Snowflake zero copy clone provides businesses with smarter, faster, and more flexible data management capabilities.
How does Snowflake zero copy clone work?
The Snowflake zero copy clone feature allows users to clone a database object without making a copy of the data. This is possible because of the Snowflake micro-partitions feature, which divides all table data into small chunks that each contain between 50 and 500 MB of uncompressed data. However, the actual size of the data stored in Snowflake is smaller because the data is always stored compressed. When cloning a database object, Snowflake simply creates new metadata entries pointing to the micro-partitions of the original source object, rather than copying it for storage. This process does not involve any user intervention and does not duplicate the data itself—that's why it's called "zero copy clone".

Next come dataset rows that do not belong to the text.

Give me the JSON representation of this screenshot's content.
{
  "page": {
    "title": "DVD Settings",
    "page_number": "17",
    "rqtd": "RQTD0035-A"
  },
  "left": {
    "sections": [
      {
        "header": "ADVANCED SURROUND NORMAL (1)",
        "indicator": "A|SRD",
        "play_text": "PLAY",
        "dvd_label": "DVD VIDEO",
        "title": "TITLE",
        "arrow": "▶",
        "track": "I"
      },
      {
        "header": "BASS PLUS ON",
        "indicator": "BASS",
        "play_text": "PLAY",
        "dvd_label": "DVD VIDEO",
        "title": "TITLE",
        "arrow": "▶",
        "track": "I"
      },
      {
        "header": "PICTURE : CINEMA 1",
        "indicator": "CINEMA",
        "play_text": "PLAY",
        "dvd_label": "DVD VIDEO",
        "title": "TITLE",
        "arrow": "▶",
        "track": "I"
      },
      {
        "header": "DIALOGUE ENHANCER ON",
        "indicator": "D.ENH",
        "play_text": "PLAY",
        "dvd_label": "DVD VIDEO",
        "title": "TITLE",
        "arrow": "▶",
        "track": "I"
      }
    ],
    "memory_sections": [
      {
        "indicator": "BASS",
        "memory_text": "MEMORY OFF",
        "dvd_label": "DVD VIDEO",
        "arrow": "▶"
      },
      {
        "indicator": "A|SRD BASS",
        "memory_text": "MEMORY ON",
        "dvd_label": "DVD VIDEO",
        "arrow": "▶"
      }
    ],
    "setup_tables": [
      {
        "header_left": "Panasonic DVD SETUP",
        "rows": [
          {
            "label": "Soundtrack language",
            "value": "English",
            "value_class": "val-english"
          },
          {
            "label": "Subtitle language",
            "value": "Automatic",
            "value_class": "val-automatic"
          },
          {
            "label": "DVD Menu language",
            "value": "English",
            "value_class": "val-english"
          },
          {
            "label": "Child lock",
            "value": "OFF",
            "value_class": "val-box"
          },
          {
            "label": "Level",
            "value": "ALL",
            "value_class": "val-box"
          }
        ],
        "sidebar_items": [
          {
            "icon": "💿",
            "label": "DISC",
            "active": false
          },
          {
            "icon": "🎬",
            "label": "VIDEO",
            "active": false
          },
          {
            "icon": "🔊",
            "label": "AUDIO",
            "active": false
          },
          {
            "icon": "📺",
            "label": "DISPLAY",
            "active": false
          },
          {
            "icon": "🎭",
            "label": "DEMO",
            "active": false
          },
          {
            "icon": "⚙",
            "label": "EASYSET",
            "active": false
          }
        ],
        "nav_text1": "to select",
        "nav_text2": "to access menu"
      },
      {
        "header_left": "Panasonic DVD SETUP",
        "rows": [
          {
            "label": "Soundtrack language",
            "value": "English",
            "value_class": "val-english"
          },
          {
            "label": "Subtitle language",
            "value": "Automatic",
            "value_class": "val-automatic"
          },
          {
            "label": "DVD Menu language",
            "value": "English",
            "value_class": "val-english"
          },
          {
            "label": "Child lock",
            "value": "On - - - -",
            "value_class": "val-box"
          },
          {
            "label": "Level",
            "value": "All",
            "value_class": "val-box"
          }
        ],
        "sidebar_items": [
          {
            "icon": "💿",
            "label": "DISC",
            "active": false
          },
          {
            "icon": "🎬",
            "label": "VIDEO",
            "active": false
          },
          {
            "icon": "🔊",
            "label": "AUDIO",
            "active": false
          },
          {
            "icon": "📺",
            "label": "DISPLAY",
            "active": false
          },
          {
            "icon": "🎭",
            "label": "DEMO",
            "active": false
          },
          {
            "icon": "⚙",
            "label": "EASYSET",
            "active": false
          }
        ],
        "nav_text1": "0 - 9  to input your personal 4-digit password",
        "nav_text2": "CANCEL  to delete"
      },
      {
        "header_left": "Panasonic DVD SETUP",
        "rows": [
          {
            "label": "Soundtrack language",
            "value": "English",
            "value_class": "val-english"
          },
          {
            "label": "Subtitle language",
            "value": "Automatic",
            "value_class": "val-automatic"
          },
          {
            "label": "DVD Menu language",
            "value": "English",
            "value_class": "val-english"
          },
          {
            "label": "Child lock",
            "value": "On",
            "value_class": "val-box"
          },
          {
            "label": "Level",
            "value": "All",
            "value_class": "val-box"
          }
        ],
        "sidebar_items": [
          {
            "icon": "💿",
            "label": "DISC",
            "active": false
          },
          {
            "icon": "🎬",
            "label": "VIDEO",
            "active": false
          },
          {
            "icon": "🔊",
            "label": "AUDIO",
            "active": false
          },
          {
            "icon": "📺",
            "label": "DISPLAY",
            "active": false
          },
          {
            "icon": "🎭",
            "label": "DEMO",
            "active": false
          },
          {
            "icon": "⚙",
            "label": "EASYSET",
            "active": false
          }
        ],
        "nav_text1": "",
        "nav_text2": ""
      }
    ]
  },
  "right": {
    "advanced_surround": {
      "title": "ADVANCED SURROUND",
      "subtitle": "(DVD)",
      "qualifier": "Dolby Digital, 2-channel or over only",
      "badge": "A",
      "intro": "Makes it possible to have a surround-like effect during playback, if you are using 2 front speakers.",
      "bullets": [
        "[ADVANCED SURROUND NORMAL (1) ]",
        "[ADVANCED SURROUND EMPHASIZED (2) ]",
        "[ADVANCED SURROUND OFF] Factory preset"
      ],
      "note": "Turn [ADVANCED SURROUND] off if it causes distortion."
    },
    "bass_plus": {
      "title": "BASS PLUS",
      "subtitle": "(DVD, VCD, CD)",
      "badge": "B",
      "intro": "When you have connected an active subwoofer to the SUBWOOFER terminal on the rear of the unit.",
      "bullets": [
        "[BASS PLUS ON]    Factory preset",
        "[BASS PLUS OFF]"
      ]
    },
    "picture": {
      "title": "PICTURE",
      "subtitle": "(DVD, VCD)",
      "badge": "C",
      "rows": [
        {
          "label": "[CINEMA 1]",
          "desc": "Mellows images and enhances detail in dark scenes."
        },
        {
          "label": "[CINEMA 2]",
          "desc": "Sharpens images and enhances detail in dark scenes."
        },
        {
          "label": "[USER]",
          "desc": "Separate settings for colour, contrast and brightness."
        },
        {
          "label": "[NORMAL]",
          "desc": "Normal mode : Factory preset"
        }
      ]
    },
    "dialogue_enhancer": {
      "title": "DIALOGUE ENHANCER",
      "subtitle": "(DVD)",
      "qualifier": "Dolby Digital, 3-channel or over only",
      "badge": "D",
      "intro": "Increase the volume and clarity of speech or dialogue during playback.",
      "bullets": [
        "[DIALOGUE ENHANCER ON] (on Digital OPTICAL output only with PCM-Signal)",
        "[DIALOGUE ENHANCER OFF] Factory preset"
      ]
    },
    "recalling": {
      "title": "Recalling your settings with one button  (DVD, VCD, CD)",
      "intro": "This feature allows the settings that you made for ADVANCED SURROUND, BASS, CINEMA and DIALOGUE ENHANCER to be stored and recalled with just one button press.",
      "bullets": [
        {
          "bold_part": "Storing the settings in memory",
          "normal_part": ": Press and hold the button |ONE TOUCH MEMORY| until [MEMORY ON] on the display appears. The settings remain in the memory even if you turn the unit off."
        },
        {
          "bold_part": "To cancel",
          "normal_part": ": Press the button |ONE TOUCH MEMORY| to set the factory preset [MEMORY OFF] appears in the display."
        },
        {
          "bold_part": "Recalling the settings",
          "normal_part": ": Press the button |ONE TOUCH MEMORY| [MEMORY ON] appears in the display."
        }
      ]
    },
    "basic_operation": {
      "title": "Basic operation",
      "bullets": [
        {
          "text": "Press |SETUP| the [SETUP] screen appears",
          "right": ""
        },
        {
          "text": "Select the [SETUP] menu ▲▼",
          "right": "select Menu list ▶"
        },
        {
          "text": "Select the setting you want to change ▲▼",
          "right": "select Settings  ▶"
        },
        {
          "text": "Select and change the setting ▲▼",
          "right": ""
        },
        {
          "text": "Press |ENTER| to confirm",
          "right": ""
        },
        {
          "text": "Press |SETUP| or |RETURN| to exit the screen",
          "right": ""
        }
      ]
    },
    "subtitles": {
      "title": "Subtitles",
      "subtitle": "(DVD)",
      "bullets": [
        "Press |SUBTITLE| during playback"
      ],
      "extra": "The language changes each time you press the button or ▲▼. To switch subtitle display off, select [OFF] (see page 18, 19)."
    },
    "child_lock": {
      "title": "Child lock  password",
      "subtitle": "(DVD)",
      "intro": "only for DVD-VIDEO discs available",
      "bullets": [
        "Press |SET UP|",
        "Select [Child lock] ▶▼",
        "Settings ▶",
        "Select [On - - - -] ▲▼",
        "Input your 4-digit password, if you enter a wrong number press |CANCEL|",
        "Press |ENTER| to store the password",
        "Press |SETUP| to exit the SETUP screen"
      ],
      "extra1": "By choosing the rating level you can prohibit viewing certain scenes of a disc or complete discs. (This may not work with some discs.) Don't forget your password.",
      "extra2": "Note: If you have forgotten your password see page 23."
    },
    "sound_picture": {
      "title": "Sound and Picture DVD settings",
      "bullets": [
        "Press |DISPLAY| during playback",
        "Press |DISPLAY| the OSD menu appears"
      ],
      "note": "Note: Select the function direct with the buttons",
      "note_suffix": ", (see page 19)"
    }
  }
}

To gain a better understanding, let's deep dive even further.
To illustrate this, consider a database table, EMPLOYEE table, and its cloned snapshot, EMPLOYEE_CLONE, in a Snowflake database. The metadata layer in Snowflake connects the metadata of EMPLOYEE to the micro-partitions in the storage layer where the actual data resides. When the EMPLOYEE_CLONE table is created, it generates a new metadata set pointing to the same micro-partitions storing the data for EMPLOYEE. Essentially, the clone EMPLOYEE_CLONE table is a new metadata layer for EMPLOYEE rather than a physical copy of the data. The beauty of this approach is that it enables us to create clones of tables quickly without duplicating the actual data, saving time and storage space. Moreover, since the clone shares the same set of micro-partitions as the original table, any changes made to the data in one table will automatically reflect in the other.
In Snowflake, micro-partitions cannot be changed/altered once they are created. Suppose any modifications to the data within a micro-partition need to be made. In that case, a new micro-partition must be created with the updated changes (the existing partition is maintained to provide fail-safe measures and time travel capabilities). For instance, when data in the EMPLOYEE_CLONE table is modified, Snowflake replicates and assigns the modified micro-partition (M-P-3) to the staging environment, updating the clone table with the newly generated micro-partition (M-P-4) and references it exclusively for the EMPLOYEE_CLONE table, thereby incurring additional Snowflake storage costs only for the modified data rather than the entire clone.
What are the benefits of Snowflake zero copy clone?
Snowflake zero copy clone feature offers a variety of beneficial characteristics. Let's look at some of the key benefits:
- Effective data cloning: Snowflake zero copy clone allows you to create fully-usable copies of data without physically copying the data, significantly reducing the time required to clone large objects.
- Saves storage space and costs: It doesn't require the physical duplication of data or underlying storage, and it doesn't consume additional storage space, which can save on Snowflake costs.
- Hassle-free cloning: It provides a straightforward process for creating copies of your tables, schemas, and databases using the keyword "CLONE" without needing administrative privileges.
- Single-source data management: It creates a new set of metadata pointing to the same micro-partitions that store the original data. Each clone update generates new micro-partitions that relate solely to the clone.
- Data Security: It maintains the same level of security as the original data. This ensures that sensitive data is protected even when it's cloned.
What are the limitations of Snowflake zero copy clone?
Snowflake zero copy clone feature offers many benefits. Still, there are certain limitations to keep in mind:
- Resource requirements and performance impact: Cloning operations require adequate computing resources, so excessive cloning can lead to performance degradation.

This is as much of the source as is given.